Tate nodded, liking the sound of both of those words. Easy and simple wasn’t something his life had been lately.
“Simple has its merits,” Reid said, but it sounded like a line. Something to say to fill the air rather than the truth, which reflected in blue eyes that matched Tate’s own.
Outside the Singleton home, Tate stood in the backyard, a brisk wind stinging his reddened cheeks. He’d gone to bed around 1:00 a.m., after several glasses of the burning liquid Reid kept bringing him. He’d come back here, passed out and then woke at 3:30 a.m., his heart racing like it was trying to escape his chest.
After three big glasses of water—one of them with an aspirin chaser—Tate wandered outside. The in-ground pool was draped with a black tarp, closed this time of year. He had vague thoughts of swimming in it, of losing a toy and of his mother diving in after it wearing all her clothes.
He didn’t know how much of the memory was memory or how much was his mind desperately trying to connect the dots of his checkered past. Bits of information were missing and colored in with other bits from an entirely different life. He’d yet to piece himself together.
“Wesl—Tate,” came his mother’s voice from behind him. “Darling, what are you doing?” She bundled a thick parka around her. “It’s freezing out here, you’ll catch your—”
“Death?” he finished for her. “Too late.”
She gave him a light shove in the arm. “Comedian like your brother. Bloody hell! It really is freezing out here.”
“We can go in.”
“No, no it’s fine.” She assessed him, something sad in her eyes before she said, “Your adoptive parents contacted us.”
He felt the blood rush from his cheeks. He’d had no idea.
“Don’t be angry. We contacted them first, hoping if we reached out, they’d reply. I begged Marion—ah, your mother—not to say anything to you. By the look on your face, I assume she complied.”
“She didn’t tell me.” He felt his worlds colliding, fearing that collision and at the same time anxiously anticipating it. He couldn’t be two people the rest of his life. At some point he’d have to accept that he was Tate and Wesley. Son of Marion and William and son of George and Jane.
“I wanted to...understand, I suppose,” Jane said. “They’re lovely. And as much as I wanted to rage at the couple who kept my son from me all those years, I realize it’s not their fault they loved you so fiercely. At least that’s what my therapist says I’m supposed to feel.” Her mouth quirked. “But I love you, Wes—Tate. And that means I will prioritize your happiness above my own.”
A surge of emotion pushed against his rib cage. After a month of damming it up, only allowing it to release at a trickle, he was due for a tsunami.
His chin shook as another memory crawled out of the recesses of his mind. Jane jumping into the pool after his favorite stuffed toy. He hadn’t imagined it. It wasn’t made up. The memory was from his toddler-height point of view.

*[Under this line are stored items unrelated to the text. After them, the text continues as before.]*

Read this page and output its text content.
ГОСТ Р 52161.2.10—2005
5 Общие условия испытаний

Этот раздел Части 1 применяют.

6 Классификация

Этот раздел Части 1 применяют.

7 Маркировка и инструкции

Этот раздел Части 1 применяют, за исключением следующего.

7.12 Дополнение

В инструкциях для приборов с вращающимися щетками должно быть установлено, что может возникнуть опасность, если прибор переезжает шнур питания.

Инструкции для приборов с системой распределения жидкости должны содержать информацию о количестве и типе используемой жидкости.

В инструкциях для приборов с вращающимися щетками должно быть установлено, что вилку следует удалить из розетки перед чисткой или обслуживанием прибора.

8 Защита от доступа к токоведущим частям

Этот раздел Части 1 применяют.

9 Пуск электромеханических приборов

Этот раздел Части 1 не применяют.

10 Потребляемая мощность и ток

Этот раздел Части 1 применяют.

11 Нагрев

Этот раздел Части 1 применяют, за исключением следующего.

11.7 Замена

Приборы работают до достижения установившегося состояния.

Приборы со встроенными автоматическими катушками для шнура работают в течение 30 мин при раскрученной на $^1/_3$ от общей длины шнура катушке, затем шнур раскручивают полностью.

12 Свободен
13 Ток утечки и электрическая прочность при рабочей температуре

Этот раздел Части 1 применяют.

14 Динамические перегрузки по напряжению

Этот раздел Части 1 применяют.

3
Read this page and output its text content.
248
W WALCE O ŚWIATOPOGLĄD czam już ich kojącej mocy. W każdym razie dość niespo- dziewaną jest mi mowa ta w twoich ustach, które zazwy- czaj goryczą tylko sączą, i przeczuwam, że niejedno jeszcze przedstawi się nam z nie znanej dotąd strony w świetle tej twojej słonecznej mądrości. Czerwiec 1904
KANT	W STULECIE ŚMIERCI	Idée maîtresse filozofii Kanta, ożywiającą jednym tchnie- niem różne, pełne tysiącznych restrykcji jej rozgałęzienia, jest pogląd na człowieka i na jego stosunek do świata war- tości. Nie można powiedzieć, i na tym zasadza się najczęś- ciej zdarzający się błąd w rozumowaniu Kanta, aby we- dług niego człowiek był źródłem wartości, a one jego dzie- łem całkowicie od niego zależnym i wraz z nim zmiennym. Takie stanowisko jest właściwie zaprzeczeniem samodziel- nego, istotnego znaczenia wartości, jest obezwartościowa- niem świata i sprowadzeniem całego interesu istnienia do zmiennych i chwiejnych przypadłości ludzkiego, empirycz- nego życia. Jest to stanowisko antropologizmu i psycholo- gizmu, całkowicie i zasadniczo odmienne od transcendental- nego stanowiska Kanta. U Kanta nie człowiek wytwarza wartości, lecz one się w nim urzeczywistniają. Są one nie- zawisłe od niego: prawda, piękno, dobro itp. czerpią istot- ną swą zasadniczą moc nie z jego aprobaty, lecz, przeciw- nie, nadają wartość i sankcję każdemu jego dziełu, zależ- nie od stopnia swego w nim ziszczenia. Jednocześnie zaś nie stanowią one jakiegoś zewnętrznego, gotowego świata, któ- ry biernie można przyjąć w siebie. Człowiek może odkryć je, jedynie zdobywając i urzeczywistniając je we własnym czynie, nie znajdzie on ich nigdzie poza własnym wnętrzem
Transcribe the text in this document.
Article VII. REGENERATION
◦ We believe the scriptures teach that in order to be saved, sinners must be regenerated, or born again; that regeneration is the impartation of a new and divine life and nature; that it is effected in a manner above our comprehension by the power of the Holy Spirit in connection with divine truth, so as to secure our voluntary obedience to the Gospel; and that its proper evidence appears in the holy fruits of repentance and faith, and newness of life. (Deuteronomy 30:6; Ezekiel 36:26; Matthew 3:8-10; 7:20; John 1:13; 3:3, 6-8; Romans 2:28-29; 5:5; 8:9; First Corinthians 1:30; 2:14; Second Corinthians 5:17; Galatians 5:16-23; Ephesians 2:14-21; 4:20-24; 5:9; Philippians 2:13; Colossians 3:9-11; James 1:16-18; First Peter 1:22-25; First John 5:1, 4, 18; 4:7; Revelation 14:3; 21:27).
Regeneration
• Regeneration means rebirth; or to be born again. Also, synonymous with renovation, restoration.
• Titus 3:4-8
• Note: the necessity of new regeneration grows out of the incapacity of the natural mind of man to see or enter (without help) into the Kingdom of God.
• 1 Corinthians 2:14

And when Jane handed it back sopping wet, he’d cried more and George had helped Jane to her feet, his rumbling laughter encompassing them.
It was real, his life here in London. No longer a fuzzy impression he was trying to bring into focus.
“Call me Wesley, Mum,” he wrapped an arm around his mother. “That’s the name you gave me.”
This time when she cried, he held on and cried with her. For the many years they’d lost, and the many years, God willing, they had left.